Comment ces graves erreurs ont-elles pu être commises ? Étaient-ils de véritables erreurs ou quelque chose de plus délibéré se passait-il? C’est la question de l’heure, et je n’ai pas de réponse satisfaisante.
Certes, la société avait une tâche difficile: restaurer un vieil évangile qui traînait dans une boîte de ses propres miettes. Il avait été pillé dans une tombe égyptienne dans les années 1970 et croupissait sur le marché souterrain des antiquités pendant des décennies, passant même du temps dans le congélateur de quelqu’un. Il est donc vraiment incroyable que la société puisse en ressusciter n’importe quelle partie, et encore moins en reconstituer environ 85%.
Cela dit, je pense que le gros problème est que National Geographic voulait une exclusivité. Il a donc demandé à ses chercheurs de signer des déclarations de non-divulgation, de ne pas discuter du texte avec d’autres experts avant sa publication. La meilleure recherche se fait lorsque des photos grandeur nature de chaque page d’un nouveau manuscrit sont publiées avant une traduction, permettant aux experts du monde entier de partager des informations alors qu’ils travaillent indépendamment à travers le texte.
Une autre difficulté est que lorsque National Geographic a publié sa transcription, les fac-similés du manuscrit original qu’il a rendu public ont été réduits de 56%, les rendant assez inutiles pour le travail académique. Sans copies grandeur nature, nous sommes les aveugles menant les aveugles. La situation me rappelle l’impasse qui a retenu l’érudition sur les Manuscrits de la mer Morte il y a des décennies. Lorsque les manuscrits sont accaparés par quelques-uns, il en résulte des erreurs et des interprétations monopolistiques qui sont très difficiles à renverser même après qu’elles ont été prouvées erronées.
Pour éviter cela, la Society of Biblical Literature a adopté en 1991 une résolution stipulant que, si l’état du manuscrit écrit exige que l’accès soit restreint, une reproduction en fac-similé devrait être la première affaire. Il est dommage que National Geographic, et son groupe de chercheurs, n’aient pas suivi cette injonction raisonnable.

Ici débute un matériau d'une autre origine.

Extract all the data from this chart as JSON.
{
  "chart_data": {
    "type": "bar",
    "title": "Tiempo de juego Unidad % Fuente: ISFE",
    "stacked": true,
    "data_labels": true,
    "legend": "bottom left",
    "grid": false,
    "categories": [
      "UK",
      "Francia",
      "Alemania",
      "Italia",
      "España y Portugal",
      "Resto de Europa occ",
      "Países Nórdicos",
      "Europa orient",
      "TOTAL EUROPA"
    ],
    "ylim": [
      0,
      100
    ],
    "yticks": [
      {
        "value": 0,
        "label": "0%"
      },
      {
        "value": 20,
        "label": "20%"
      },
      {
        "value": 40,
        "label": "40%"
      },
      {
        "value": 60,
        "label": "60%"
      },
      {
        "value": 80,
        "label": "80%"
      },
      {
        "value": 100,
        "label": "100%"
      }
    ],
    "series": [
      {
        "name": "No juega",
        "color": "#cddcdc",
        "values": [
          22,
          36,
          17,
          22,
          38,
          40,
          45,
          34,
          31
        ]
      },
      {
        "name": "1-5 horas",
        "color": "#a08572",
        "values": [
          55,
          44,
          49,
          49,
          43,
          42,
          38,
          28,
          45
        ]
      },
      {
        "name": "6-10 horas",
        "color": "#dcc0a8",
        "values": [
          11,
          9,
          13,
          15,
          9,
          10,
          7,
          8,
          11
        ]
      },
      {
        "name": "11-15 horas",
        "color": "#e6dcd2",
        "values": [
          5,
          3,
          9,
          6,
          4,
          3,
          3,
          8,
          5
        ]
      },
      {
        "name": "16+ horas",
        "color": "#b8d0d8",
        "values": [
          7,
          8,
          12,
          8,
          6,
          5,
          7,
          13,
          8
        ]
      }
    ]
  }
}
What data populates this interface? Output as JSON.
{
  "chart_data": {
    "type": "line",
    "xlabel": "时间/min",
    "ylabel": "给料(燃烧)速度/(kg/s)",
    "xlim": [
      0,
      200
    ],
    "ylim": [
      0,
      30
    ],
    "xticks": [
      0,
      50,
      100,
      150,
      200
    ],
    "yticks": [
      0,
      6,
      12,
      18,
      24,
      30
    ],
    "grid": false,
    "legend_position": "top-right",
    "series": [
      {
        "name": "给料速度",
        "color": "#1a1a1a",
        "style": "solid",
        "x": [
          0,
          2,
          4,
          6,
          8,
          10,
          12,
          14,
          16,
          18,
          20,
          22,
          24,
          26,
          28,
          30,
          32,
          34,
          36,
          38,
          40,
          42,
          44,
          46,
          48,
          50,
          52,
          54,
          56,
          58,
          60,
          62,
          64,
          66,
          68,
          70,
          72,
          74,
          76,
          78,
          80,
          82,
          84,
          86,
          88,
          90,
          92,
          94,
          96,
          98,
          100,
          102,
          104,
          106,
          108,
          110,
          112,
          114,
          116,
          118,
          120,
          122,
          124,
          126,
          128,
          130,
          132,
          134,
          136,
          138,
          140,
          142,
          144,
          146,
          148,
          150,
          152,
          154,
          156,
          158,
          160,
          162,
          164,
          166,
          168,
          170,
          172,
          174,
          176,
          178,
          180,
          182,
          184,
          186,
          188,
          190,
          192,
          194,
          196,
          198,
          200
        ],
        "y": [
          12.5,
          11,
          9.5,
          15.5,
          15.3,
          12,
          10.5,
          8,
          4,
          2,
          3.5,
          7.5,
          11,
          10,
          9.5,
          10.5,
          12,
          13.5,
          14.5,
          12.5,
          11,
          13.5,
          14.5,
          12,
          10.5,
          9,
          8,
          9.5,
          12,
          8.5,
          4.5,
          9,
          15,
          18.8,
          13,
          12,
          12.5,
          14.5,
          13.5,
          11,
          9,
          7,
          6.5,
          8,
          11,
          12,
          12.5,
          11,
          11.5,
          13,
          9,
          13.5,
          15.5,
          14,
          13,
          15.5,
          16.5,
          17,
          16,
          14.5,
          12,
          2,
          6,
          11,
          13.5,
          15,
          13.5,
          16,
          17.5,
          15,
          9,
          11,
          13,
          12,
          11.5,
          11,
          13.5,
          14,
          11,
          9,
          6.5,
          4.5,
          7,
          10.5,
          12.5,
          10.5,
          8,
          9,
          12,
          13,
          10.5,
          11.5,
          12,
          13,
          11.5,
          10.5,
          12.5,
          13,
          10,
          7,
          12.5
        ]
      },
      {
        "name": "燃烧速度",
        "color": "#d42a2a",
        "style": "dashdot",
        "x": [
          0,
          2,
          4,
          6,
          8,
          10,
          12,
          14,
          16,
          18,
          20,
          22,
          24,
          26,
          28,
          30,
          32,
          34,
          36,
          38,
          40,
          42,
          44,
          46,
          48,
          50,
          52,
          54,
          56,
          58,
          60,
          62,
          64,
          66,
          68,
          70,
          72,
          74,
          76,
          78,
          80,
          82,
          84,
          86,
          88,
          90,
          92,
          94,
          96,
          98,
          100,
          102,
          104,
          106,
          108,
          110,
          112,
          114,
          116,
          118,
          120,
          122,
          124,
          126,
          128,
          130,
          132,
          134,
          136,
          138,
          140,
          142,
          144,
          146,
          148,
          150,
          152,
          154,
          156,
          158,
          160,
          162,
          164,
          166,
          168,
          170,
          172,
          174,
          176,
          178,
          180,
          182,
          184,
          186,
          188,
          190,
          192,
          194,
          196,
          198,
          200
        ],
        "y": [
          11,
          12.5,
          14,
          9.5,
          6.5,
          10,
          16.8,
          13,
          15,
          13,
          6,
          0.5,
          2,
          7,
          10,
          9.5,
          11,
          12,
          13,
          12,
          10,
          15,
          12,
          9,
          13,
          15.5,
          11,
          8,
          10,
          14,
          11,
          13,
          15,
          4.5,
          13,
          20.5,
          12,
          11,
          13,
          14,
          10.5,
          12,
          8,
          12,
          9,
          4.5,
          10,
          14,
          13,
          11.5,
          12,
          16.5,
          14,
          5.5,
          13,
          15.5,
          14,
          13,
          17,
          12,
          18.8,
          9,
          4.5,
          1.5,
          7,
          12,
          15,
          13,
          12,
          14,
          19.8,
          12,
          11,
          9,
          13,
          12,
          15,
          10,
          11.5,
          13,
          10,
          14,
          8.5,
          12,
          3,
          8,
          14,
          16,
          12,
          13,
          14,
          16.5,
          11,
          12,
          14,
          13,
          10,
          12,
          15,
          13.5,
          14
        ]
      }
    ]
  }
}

Je me suis demandé pourquoi tant d’érudits et d’écrivains se sont inspirés de la version du National Geographic de l’Évangile de Judas. Je pense que cela peut découler d’une volonté compréhensible de réformer la relation entre Juifs et chrétiens.
Judas est un personnage effrayant. Pour les chrétiens, c’est lui qui a tout eu et qui a pourtant trahi Dieu jusqu’à sa mort pour quelques pièces de monnaie. Pour les Juifs, il est l’homme dont l’histoire a été utilisée par les chrétiens pour les persécuter pendant des siècles.